The 99c price makes it really attractive for me, so I don't mind making a 'sacrifice'. If the blurb/sypnopsis appeals to me, I'll buy it. (Sadly, I'm often atracted to the cover first – bad covers are a major turn off for me.)
I've read many BAD traditionally published books, so frankly to me it's not that great a difference!
For the person checking out low-priced ebooks from unknown authors check out Taste and See, edited my Lorilyn Roberts, on Amazon. It contains the first chapter of almost 60 books.Best of all it's free but not for much longer. so you can easily pick the authors you like. The link is https://www.amazon.com/Sampling-Chapters-Marketing-Network-ebook/dp/B006H9TJAA/ref=sr_1_1?ie=UTF8&qid=1327966027&sr=8-1
I have read 2 self-published books and what I can say is that they were quite good.
I was a book reviewer for a newspaper some years ago. Some people imagine that means we got to go book shopping on someone else’s dime, but no — we received just whatever books people/publishers sent in for free, and chose from those. Consequently, I have read some awful books that made it to print; and the worst of them had actual publishing houses behind them. Note that just because you found a publisher doesn’t mean they’ll give you quality cover art or copyediting!

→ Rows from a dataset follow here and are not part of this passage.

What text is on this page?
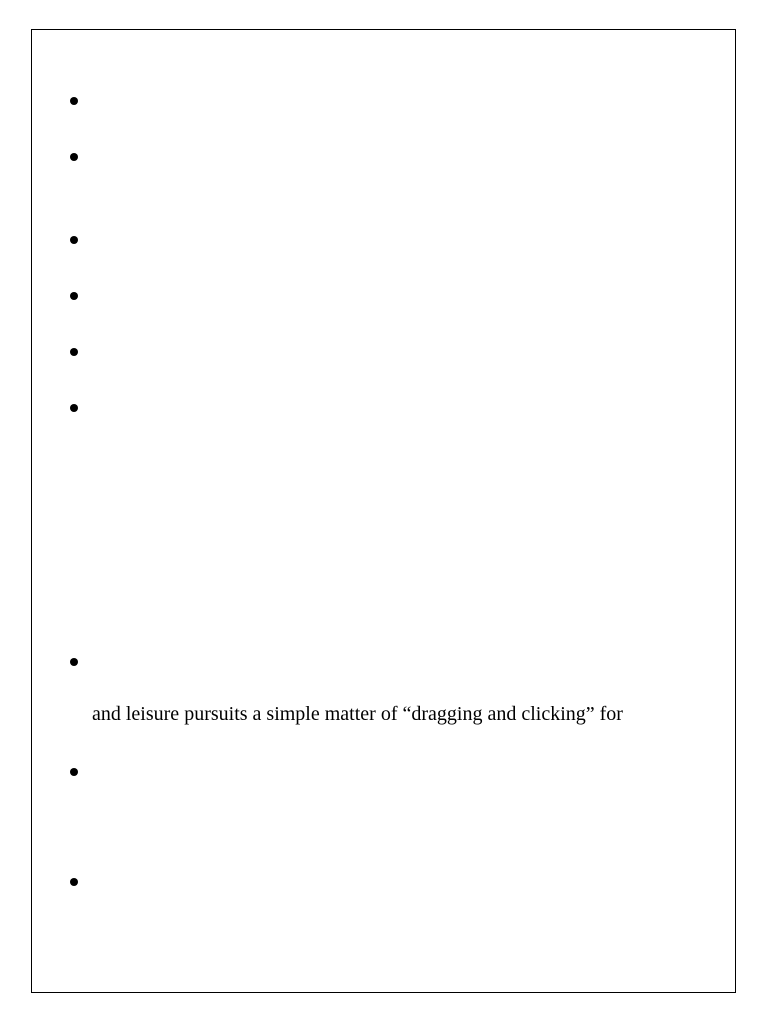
and leisure pursuits a simple matter of “dragging and clicking” for
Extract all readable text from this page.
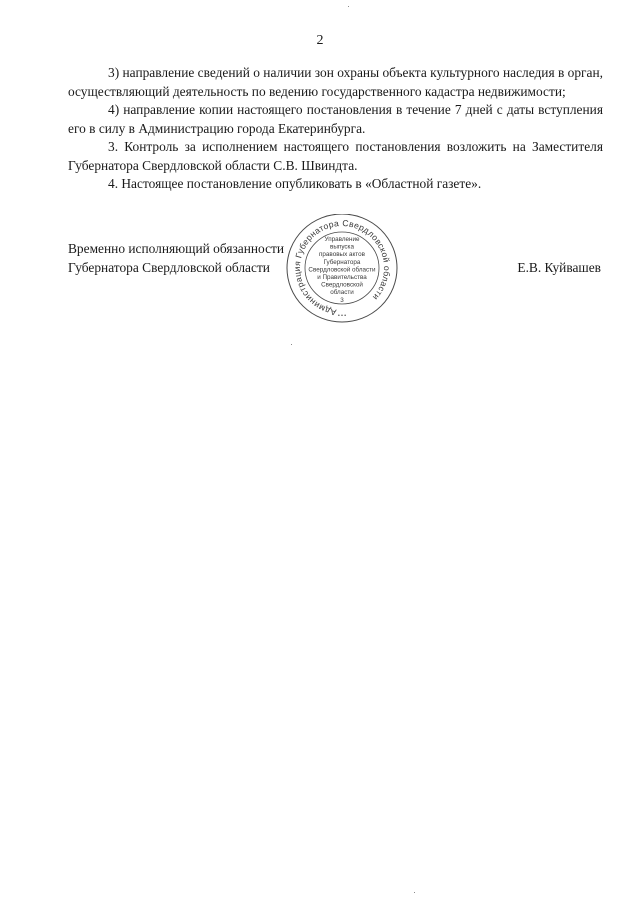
2

3) направление сведений о наличии зон охраны объекта культурного наследия в орган, осуществляющий деятельность по ведению государственного кадастра недвижимости;

4) направление копии настоящего постановления в течение 7 дней с даты вступления его в силу в Администрацию города Екатеринбурга.

3. Контроль за исполнением настоящего постановления возложить на Заместителя Губернатора Свердловской области С.В. Швиндта.

4. Настоящее постановление опубликовать в «Областной газете».

Временно исполняющий обязанности
Губернатора Свердловской области	Е.В. Куйвашев
Администрация Губернатора Свердловской области
Управление
выпуска
правовых актов
Губернатора
Свердловской области
и Правительства
Свердловской
области
3
• • •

Now, to be fair, I’ve SEEN some self published books that looked like they probably would be awful if I had chosen to read them, but which I did not read. Of the ones that got me to the point of reading, I can’t think of any that would make my “worst books ever” list. Probably the worst self-published book I came upon was a nonfiction book about African diaspora that just had crummy research and lackluster writing that was mostly just an excuse for the author to whine about modern racism; would have gotten a C if it had been turned in as a High School social studies project. That is still a step up from an absolutely godawful murder mystery novel that was put out by some university press (apparently the author was a teacher there) where every character was a lesbian except one character who was a heterosexual, misogynistic man. Want to guess who was the killer?